When the prosecutor resumed his redirect examination, he asked Reyes if she would have approached Snowden if she didn't think that he would sell her drugs. Reyes responded that she would not have done so, and that she did not know anybody else she could have asked.
The jury convicted Snowden on both counts of misconduct involving controlled substances in the third degree.
The superior court did not abuse its discretion when it denied Snowden's motion for a mistrial
When the defense attorney, in his opening statement to the jury, claimed that Snowden had not in fact sold cocaine to Reyes, he effectively accused Reyes of perpetrating a fraud on an innocent man in order to avoid prison herself. The attorney's implication was that Reyes had employed some pretext to arrange a meeting with Snowden, and had then invited him into her car and pretended to buy cocaine from him — cocaine that she had obtained elsewhere and had then secreted on her person or in her car without detection by the troopers during their pre-buy searches.
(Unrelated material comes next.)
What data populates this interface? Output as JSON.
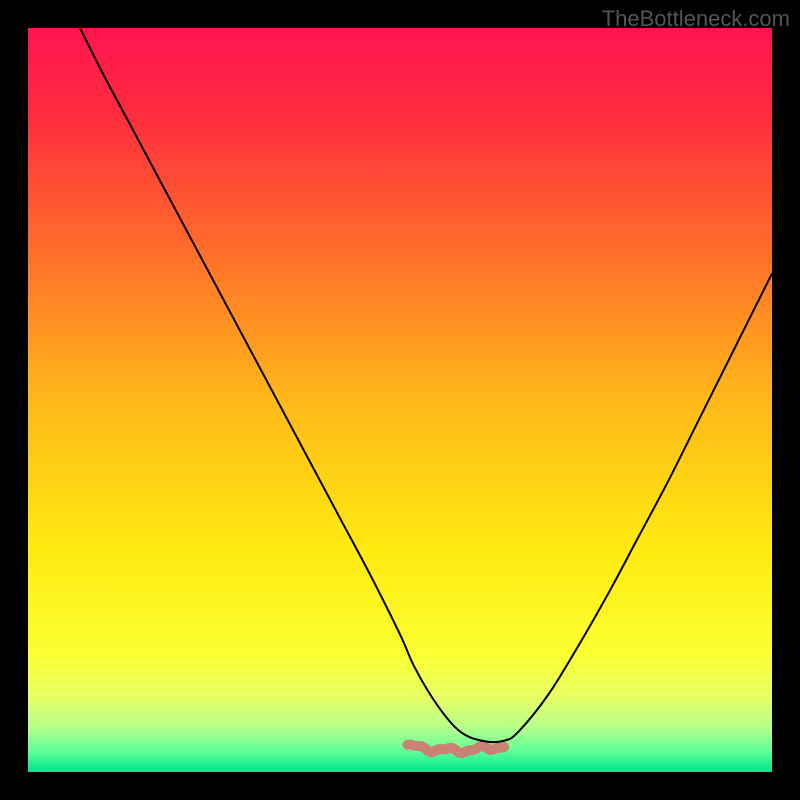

Once Snowden's attorney suggested that Snowden had been set up, the prosecutor was entitled to confront this claim by introducing evidence that Reyes had reason to know that Snowden would sell cocaine to her (because she had witnessed his prior cocaine sales to other Show Boat employees). As Judge Harbison concluded, Reyes's testimony on this point was relevant for a case specific, non-propensity purpose. It was therefore not precluded by Alaska Evidence Rule 404(b)(1).
Of course, even when evidence of prior bad acts is not precluded by Evidence Rule 404(b), a trial judge must still analyze this evidence under Alaska Evidence Rule 403, weighing the probative value of the evidence against its potential for unfair prejudice. Here, the judge acknowledged the potential prejudice of Reyes's testimony, but she concluded that this potential prejudice did not outweigh the probative value of the evidence.
See, e.g., Bingaman v. State, 76 P.3d 398, 416 (Alaska App. 2003).
Under these circumstances, Snowden has not demonstrated that the judge's ruling was an abuse of discretion. Accordingly, the judge properly denied Snowden's mistrial motion.
See, e.g., Olson v. State, 390 P.3d 1188, 1191 (Alaska App. 2017). --------
Conclusion
We AFFIRM the judgment of the superior court.